Rencana Pengadaan Chromebook: Kelam Sebelum Pelantikan

JAKARTA, diswaysolo.id – Pengungkapan Kejaksaan Agung bahwa pengadaan 1,1 juta unit laptop Chromebook telah direncanakan sejak Agustus 2019 mengejutkan publik.

Fakta itu muncul sebelum Nadiem Makarim resmi menjabat sebagai Menteri Pendidikan, Kebudayaan, Riset, dan Teknologi (Kemendikbudristek).

Grup WhatsApp rahasia bernama “Mas Menteri Core Team”, yang beranggotakan Jurist Tan, Fiona Handayani, dan Nadiem sendiri, menjadi medium diskusi awal mengenai rencana digitalisasi pendidikan dengan perangkat Chrome OS .

Dua bulan setelah diskusi awal itu, tepat Nadim menjadi Menteri pada Oktober 2019, dan Jurist Tan sebagai Stafsus sejak Desember menjadi ujung tombak perumusan teknis pengadaan.

Rencana Pengadaan Chromebook

Pembentukan grup “Mas Menteri Core Team” terjadi pada Agustus 2019. Tiga individu, yakni Nadiem, Jurist Tan, dan Fiona, secara eksklusif membahas rencana pengadaan Chromebook untuk digitalisasi pendidikan bila Nadiem menjadi menteri.

Nadiem menunjuk Jurist Tan pada Desember 2019 untuk memimpin pembahasan teknis bersama Pusat Studi Pendidikan dan Kebijakan (PSPK), yang menghasilkan dukungan formal terhadap Chrome OS dalam spesifikasi teknis pengadaan.

Jurist pun menginisiasi kontrak dengan Ibrahim Arief sebagai konsultan internal untuk menyusun pedoman teknis dan tender.

Dalam rapat virtual Mei 2020, Nadiem memerintahkan pemakaian khusus sistem Chrome OS. Dia hadir bersama Jurist Tan, Sri Wahyuningsih, Mulatsyah, dan Ibrahim Arief untuk memastikan pelaksanaan pengadaan sesuai agendanya.

Nadiem menjelaskan bahwa Chromebook 10–30% lebih murah dan menggunakan sistem operasi gratis, berbeda dari Windows atau macOS yang menambah biaya lisensi hingga Rp 1,5–2,5 juta per unit.

Kajian tersebut menjadi dasar logis proyek, termasuk audit dari BPKP dan pengawalan Jamdatun Kejagung.

APBN dan DAK mengalokasikan sekitar Rp 9,3 triliun untuk proyek ini, menghasilkan 1,2 juta unit Chromebook di 77.000 sekolah.

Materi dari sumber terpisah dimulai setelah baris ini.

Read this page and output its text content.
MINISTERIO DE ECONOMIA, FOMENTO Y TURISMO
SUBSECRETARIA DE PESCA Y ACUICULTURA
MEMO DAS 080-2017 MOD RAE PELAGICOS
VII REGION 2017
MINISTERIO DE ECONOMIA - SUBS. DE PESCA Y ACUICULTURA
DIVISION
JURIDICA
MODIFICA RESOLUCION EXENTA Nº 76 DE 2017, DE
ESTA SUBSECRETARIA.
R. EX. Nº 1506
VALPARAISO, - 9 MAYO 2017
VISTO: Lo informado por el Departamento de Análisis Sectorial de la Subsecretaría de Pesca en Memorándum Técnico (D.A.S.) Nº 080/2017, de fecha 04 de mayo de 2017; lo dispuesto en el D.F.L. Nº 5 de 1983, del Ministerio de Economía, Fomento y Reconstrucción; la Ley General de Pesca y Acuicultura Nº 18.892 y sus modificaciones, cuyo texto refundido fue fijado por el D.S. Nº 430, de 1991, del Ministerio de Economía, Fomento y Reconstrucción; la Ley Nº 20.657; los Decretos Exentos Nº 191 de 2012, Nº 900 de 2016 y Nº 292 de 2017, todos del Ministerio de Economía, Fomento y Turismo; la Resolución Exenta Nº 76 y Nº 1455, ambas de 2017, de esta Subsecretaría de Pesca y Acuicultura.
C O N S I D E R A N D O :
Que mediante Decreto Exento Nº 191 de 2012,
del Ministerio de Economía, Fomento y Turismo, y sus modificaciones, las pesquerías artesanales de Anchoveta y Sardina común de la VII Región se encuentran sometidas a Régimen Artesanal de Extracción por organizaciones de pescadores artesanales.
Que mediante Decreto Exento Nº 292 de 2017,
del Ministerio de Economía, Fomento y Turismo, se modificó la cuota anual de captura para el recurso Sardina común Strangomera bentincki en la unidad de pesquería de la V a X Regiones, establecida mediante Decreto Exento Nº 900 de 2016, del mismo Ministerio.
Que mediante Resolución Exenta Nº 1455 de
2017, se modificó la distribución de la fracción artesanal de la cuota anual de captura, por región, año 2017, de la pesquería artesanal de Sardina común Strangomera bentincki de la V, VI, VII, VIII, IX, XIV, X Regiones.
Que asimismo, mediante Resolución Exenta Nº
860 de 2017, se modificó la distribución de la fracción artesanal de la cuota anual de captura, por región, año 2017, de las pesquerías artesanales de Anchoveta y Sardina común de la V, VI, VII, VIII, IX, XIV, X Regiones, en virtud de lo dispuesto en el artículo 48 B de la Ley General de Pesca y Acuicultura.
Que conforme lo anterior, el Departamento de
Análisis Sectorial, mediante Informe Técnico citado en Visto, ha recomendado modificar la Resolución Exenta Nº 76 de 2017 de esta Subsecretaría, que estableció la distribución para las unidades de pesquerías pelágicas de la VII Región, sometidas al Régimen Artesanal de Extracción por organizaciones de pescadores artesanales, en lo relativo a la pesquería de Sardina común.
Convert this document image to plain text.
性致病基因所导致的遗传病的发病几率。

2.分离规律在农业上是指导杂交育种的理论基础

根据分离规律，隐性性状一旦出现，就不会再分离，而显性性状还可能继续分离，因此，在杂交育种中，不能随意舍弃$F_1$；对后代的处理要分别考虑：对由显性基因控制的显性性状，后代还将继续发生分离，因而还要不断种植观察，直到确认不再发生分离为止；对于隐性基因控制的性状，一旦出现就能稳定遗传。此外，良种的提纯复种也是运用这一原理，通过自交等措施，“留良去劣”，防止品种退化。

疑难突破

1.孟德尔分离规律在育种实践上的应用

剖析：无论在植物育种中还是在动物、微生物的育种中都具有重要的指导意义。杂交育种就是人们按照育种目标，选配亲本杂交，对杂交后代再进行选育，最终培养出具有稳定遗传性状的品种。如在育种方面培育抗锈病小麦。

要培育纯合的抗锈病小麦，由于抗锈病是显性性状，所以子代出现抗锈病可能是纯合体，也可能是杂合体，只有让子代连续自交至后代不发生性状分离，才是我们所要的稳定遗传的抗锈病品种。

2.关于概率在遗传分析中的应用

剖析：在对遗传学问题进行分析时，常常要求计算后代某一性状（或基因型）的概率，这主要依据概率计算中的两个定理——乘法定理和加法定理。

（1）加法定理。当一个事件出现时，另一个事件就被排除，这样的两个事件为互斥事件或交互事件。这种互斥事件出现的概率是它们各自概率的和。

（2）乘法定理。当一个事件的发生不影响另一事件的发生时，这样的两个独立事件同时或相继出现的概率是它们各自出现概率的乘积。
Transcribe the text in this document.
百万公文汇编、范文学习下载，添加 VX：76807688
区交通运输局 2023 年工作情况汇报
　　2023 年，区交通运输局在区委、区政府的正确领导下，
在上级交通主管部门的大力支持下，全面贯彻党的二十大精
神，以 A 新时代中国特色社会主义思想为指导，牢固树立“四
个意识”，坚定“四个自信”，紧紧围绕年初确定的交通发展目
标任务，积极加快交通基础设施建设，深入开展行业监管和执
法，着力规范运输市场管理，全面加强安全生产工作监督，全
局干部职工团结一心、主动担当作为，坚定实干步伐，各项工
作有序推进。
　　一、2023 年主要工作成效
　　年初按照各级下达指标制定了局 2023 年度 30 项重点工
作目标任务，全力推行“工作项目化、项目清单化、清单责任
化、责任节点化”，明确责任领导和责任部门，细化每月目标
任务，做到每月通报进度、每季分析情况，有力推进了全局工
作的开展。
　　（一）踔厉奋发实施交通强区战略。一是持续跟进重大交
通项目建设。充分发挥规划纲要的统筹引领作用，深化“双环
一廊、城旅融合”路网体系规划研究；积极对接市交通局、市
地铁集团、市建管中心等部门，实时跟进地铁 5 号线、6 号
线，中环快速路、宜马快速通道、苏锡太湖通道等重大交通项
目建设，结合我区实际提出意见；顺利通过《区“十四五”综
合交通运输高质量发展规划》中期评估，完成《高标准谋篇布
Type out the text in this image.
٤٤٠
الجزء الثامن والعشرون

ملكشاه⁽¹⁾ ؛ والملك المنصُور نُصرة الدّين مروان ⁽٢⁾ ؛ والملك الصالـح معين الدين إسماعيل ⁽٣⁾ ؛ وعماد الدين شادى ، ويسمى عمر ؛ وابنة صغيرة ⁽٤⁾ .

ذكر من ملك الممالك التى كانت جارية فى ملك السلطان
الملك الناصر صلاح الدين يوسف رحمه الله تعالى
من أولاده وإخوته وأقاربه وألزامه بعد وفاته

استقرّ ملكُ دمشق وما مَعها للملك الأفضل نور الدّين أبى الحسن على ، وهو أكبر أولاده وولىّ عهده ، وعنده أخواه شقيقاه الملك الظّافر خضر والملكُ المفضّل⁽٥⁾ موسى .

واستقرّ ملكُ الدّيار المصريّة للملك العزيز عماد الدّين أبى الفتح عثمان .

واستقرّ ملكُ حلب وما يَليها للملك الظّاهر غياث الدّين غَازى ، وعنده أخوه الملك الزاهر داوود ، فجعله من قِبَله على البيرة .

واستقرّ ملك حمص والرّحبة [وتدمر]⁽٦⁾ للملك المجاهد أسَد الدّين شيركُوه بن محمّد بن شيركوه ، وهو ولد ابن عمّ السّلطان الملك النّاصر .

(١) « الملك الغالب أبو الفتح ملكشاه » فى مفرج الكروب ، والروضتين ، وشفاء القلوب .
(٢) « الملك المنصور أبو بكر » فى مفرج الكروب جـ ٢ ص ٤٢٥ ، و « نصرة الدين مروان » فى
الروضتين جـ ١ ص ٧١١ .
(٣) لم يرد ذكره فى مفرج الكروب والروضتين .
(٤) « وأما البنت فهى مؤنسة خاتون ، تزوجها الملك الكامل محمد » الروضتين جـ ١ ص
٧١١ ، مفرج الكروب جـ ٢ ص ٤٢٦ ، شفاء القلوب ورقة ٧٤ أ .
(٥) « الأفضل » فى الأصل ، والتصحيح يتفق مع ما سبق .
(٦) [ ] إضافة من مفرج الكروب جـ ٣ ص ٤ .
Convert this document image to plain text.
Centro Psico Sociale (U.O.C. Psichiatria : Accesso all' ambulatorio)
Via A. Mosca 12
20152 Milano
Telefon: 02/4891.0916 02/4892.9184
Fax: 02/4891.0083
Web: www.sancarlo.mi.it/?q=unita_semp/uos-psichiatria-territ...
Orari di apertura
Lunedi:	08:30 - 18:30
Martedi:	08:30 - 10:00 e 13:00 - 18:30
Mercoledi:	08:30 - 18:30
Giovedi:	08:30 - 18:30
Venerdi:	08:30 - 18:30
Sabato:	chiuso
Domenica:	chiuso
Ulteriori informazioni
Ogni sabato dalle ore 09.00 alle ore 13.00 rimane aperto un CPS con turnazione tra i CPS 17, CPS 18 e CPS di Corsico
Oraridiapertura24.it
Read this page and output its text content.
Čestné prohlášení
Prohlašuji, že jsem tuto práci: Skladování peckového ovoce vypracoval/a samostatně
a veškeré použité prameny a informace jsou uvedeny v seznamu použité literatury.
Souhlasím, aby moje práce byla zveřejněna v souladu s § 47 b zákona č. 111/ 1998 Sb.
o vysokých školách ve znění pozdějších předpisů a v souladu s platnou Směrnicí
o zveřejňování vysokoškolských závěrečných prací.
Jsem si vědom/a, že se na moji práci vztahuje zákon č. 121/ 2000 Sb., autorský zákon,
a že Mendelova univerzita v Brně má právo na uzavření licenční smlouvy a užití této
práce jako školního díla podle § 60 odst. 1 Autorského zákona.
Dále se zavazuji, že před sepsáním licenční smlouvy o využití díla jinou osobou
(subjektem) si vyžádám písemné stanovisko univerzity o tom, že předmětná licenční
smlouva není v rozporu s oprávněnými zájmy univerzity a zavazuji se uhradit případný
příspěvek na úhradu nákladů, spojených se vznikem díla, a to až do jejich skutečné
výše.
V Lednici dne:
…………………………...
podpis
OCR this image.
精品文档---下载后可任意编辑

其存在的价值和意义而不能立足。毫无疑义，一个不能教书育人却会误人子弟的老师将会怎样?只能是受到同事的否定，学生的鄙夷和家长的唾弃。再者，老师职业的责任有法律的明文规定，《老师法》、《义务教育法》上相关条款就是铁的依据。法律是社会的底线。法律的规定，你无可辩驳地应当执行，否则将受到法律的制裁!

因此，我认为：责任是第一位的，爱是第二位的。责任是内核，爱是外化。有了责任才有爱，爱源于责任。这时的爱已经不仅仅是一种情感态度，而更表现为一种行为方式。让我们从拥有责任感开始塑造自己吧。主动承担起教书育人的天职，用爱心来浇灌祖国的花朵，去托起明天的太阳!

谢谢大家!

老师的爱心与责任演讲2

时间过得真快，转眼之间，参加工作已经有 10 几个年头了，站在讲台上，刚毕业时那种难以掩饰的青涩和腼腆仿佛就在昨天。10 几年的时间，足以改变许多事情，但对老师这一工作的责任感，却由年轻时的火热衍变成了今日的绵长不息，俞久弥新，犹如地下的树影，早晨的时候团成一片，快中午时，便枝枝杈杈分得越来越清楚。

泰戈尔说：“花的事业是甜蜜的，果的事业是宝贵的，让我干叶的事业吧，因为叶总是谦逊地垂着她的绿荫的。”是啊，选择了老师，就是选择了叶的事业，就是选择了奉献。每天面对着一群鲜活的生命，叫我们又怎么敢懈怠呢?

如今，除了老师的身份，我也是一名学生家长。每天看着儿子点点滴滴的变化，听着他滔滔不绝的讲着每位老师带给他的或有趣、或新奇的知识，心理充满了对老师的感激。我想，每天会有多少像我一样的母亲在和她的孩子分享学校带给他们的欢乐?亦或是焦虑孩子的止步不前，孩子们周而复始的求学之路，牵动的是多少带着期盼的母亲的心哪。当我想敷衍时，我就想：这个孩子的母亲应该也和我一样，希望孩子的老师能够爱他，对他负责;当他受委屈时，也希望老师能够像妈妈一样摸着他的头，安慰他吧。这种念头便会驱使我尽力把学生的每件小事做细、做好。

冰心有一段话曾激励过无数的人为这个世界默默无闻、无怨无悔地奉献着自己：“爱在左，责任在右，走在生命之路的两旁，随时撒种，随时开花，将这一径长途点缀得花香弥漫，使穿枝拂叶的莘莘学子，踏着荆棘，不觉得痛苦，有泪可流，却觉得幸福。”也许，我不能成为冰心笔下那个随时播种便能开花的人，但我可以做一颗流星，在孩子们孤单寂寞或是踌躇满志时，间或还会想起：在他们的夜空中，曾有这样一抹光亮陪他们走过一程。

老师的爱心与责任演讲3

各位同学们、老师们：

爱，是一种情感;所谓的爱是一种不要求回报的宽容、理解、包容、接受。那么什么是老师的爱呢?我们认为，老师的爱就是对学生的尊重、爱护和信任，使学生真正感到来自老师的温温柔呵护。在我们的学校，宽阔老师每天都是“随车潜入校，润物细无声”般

Baca Juga:  Konflik Pajak Daerah di Pati: Kajian atas Respons Masyarakat

Akan tetapi, uji coba di daerah 3T menunjukkan konektivitas terbatas, menimbulkan tanda tanya terhadap efektivitas implementasi massal.

Kejagung mulai penyidikan sejak Mei 2025. Mereka mengatakan terdapat dugaan korupsi lewat manipulasi spesifikasi teknis dan pengaruh internal yang melanggar prosedur pengadaan publik.

Penyidik sudah memeriksa Nadiem dua kali sebagai saksi, tetapi belum menjadi tersangka karena butuh alat bukti tambahan komprehensif .

Dalam konferensi pers, Nadiem bersama Hotman Paris menegaskan, melakukan pelaksanaan proyek secara transparan, melalui e‑katalog LKPP dan pendampingan BPKP serta Kejagung.

Ia juga menjelaskan telah menggunakan 90% unit di daerah yang membutuhkan, bukan yang minim akses internet.

Kasus ini mengungkapkan dilema antara inisiatif digitalisasi dan tata kelola yang sehat. Berawal dari grup privat sebelum pelantikan, proyek ini kemudian berjalan di bawah prosedur resmi.

Namun, pertanyaan mendasar tetap: apakah persiapan rencana yang dilakukan sebelum jabatan resmi mencederai prinsip transparansi? Penyidikan Kejagung akan terus menyelidiki alur pengaruh internal dan penggunaan dana publik triliunan rupiah.

Masyarakat pun menanti kepastian hukum yang tegas untuk menjaga kepercayaan pada pengadaan publik dan digitalisasi pendidikan.